If we assume that there is a diffeomorphism $f: \mathbb{R}^{2} \to \mathbb{R}^{2}$, we want to show that the image of the open unit ball can't be the open unit square. The strategy mentioned in the answer I've linked above is to show that this map (if it existed) should smoothly extend to the boundary, i.e. map the boundary of the open unit ball to the boundary of the square; however, we run into a problem at the corners of the square since the tangent vectors are perpendicular there, which implies that the differential (which we assume exists) must be zero, which contradicts our diffeomorphism assumption.
Can someone explain to me what tangent vectors in this context are, why they're perpendicular here, and why this implies that the differential is zero.

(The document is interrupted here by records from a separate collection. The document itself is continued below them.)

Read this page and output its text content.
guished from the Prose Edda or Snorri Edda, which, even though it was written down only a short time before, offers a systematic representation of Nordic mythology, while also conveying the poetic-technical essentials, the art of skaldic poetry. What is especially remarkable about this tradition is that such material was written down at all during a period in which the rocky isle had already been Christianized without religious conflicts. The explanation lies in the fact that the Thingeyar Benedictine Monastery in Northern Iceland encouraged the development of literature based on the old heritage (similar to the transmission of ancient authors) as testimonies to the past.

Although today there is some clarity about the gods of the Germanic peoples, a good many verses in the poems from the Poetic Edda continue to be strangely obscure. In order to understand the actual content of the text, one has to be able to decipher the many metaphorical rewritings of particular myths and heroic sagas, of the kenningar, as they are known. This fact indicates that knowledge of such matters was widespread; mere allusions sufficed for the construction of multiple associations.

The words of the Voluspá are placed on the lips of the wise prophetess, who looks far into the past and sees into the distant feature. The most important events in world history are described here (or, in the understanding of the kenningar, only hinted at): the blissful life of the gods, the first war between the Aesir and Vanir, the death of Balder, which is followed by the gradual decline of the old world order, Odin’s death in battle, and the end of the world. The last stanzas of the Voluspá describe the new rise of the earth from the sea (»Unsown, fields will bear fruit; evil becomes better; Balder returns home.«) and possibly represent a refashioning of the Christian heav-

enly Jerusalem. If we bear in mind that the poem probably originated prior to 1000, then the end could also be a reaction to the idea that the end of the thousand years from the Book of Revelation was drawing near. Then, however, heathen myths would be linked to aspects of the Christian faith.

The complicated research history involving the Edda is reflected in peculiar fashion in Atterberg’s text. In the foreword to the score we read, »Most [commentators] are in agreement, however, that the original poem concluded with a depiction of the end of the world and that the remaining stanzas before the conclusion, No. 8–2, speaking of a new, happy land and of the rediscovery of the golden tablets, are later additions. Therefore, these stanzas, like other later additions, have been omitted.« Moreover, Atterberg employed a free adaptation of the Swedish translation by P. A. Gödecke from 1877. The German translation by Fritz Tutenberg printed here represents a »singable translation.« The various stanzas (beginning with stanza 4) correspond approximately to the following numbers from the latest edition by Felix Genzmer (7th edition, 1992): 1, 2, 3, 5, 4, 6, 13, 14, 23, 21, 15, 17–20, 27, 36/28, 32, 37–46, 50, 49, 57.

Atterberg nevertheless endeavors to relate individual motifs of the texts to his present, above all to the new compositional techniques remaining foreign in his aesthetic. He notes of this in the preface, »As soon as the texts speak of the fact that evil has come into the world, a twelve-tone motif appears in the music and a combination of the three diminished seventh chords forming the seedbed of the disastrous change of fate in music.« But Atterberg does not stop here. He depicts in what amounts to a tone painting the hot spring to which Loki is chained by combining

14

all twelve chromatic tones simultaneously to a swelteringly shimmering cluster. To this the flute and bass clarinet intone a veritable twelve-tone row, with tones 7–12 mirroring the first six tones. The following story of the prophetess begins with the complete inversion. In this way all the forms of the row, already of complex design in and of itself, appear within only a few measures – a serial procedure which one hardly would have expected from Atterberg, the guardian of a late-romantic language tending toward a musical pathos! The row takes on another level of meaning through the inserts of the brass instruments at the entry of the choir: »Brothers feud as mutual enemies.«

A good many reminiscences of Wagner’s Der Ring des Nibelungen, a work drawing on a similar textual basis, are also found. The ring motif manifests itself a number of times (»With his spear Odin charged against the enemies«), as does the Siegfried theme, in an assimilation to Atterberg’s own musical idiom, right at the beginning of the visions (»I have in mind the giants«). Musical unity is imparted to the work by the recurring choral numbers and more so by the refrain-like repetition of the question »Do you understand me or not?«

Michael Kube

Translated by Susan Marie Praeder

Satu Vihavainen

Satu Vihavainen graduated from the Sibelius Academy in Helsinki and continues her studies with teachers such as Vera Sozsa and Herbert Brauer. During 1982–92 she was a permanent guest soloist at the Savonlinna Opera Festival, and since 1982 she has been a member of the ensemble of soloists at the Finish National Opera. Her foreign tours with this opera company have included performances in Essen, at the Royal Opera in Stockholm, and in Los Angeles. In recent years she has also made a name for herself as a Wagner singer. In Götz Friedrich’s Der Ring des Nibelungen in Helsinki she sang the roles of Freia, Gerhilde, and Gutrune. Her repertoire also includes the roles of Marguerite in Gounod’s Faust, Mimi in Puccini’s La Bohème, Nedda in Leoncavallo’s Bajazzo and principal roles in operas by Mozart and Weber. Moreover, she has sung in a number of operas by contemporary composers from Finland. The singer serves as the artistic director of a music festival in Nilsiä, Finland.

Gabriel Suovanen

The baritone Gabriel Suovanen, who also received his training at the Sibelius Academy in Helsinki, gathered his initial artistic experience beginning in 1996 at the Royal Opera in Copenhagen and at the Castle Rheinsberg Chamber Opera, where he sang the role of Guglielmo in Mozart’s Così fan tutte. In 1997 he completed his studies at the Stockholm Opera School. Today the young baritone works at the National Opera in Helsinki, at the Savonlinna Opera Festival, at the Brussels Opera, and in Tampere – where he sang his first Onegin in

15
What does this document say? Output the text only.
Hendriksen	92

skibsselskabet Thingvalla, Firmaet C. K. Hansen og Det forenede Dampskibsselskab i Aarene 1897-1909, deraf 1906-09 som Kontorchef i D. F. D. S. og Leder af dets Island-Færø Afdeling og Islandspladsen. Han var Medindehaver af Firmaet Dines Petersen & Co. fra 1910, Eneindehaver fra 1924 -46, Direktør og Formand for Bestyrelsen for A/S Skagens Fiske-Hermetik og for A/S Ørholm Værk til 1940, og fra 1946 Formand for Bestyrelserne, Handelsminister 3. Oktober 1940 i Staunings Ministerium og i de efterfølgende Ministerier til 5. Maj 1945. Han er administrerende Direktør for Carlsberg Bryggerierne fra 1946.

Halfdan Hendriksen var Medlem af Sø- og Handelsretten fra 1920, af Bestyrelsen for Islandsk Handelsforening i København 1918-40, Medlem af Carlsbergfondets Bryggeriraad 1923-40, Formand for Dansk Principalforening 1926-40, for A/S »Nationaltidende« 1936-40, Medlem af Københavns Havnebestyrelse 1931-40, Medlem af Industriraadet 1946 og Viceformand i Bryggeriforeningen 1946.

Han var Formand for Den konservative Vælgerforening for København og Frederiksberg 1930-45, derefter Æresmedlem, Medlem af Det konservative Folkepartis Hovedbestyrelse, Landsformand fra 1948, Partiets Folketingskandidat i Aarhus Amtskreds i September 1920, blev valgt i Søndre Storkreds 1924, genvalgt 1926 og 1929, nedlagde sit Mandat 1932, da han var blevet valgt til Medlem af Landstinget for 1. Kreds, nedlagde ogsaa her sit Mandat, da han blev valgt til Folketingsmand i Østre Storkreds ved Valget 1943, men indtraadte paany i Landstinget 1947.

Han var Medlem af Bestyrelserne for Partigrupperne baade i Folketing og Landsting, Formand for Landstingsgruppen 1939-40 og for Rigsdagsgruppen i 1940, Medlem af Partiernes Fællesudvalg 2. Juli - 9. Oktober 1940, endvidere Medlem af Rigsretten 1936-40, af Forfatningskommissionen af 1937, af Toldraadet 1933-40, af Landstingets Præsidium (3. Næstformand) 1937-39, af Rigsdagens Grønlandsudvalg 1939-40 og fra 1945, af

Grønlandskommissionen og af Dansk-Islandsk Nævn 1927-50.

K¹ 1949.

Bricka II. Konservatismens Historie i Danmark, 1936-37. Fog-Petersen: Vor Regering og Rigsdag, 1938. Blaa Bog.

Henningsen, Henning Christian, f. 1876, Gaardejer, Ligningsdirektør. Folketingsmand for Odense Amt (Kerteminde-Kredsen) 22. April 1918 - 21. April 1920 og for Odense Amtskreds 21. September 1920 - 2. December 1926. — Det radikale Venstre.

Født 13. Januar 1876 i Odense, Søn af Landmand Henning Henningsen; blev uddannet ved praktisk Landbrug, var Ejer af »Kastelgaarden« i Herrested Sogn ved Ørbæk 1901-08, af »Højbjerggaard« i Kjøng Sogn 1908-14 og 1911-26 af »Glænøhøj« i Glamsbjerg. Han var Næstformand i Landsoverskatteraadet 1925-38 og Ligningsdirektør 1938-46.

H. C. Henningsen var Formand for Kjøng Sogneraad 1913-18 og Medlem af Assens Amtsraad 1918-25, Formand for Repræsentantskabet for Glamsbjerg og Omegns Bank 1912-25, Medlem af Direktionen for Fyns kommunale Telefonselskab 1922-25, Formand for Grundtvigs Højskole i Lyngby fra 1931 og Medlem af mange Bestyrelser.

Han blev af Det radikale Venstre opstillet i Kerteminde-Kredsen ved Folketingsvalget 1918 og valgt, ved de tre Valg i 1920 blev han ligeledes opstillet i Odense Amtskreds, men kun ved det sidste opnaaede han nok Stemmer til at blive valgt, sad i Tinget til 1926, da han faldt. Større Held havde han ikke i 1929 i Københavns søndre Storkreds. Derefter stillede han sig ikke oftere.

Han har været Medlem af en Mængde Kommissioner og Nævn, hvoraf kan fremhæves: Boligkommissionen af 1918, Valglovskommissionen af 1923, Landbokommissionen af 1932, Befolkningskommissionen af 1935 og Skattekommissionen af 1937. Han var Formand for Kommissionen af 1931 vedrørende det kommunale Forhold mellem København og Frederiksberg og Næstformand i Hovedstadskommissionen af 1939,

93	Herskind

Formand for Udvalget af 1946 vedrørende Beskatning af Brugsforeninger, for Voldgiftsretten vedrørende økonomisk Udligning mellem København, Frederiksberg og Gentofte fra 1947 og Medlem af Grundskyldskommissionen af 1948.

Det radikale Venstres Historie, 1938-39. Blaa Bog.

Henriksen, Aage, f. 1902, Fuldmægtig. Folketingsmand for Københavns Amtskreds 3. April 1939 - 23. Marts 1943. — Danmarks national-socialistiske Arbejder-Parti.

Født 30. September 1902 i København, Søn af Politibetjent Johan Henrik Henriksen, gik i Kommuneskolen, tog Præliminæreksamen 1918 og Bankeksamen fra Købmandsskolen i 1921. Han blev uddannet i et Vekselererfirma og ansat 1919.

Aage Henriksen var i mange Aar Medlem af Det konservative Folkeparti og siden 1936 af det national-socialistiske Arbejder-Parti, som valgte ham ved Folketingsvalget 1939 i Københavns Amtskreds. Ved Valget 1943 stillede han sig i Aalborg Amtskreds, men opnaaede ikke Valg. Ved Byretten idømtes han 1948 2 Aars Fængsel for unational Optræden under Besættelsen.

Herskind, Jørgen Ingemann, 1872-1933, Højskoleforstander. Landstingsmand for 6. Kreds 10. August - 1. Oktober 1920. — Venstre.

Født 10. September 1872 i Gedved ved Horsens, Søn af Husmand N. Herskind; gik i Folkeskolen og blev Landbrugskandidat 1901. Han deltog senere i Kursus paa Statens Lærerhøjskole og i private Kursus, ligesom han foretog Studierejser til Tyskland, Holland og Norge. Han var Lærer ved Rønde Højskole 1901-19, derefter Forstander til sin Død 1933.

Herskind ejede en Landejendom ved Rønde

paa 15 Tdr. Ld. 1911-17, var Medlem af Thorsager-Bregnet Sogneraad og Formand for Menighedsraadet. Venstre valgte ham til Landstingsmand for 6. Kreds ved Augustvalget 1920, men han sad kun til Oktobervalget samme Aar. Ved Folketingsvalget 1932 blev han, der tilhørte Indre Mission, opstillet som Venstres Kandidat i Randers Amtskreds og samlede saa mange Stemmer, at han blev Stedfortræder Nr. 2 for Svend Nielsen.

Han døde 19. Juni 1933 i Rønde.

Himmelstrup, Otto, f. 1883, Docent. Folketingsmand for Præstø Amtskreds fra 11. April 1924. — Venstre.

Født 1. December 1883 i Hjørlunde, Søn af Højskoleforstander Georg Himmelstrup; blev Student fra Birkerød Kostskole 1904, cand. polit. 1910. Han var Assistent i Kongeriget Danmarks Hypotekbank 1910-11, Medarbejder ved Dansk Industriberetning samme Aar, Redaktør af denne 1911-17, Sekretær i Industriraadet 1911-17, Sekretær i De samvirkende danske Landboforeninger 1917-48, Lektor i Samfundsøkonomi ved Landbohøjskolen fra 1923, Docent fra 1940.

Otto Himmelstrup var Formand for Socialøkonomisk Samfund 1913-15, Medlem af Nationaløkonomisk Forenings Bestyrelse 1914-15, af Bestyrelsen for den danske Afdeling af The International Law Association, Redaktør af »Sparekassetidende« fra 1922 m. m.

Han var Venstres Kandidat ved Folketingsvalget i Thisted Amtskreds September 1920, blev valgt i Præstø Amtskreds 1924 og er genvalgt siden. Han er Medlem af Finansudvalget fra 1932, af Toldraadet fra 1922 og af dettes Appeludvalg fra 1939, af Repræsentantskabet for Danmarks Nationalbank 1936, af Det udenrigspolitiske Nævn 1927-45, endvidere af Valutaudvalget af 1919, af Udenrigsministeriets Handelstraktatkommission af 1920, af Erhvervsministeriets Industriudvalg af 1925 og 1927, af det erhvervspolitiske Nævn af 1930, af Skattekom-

Look at the point $(1,1)$ on the upper right-hand edge of the square. If $f:\mathbb R^2\to \mathbb R^2$ is such a diffeomorphism, consider the map $\gamma:t\mapsto e^{2i\pi t}$ where we assume without loss of generality that $f\circ \gamma(0)=(1,1)$ and that there is an $\epsilon>0$ such that $f\circ\gamma(-\epsilon,0)\subseteq \{(1,y):0<y<1\}$ and $f\circ\gamma(0,\epsilon)\subseteq \{(x,1):0<x<1\}.$
Then, $t\in (-\epsilon,0)\Rightarrow f\circ\gamma(t)=(1,\gamma_1(t))$ for some smooth $\gamma_1$ and $t\in (0,\epsilon)\Rightarrow f\circ\gamma(t)=(\gamma_2(t),1)$ for some smooth $\gamma_2$. Then we have, $(f\circ \gamma)'(t)=(0,\gamma_1'(0))$ and $(f\circ \gamma)'(t)=(\gamma_2'(0),0)$ which means on taking right and left hand limits, that $(f\circ \gamma)'(0)=0$. But now we have a contradiction because $df$ is an isomorphism and $\gamma'(0)\neq 0.$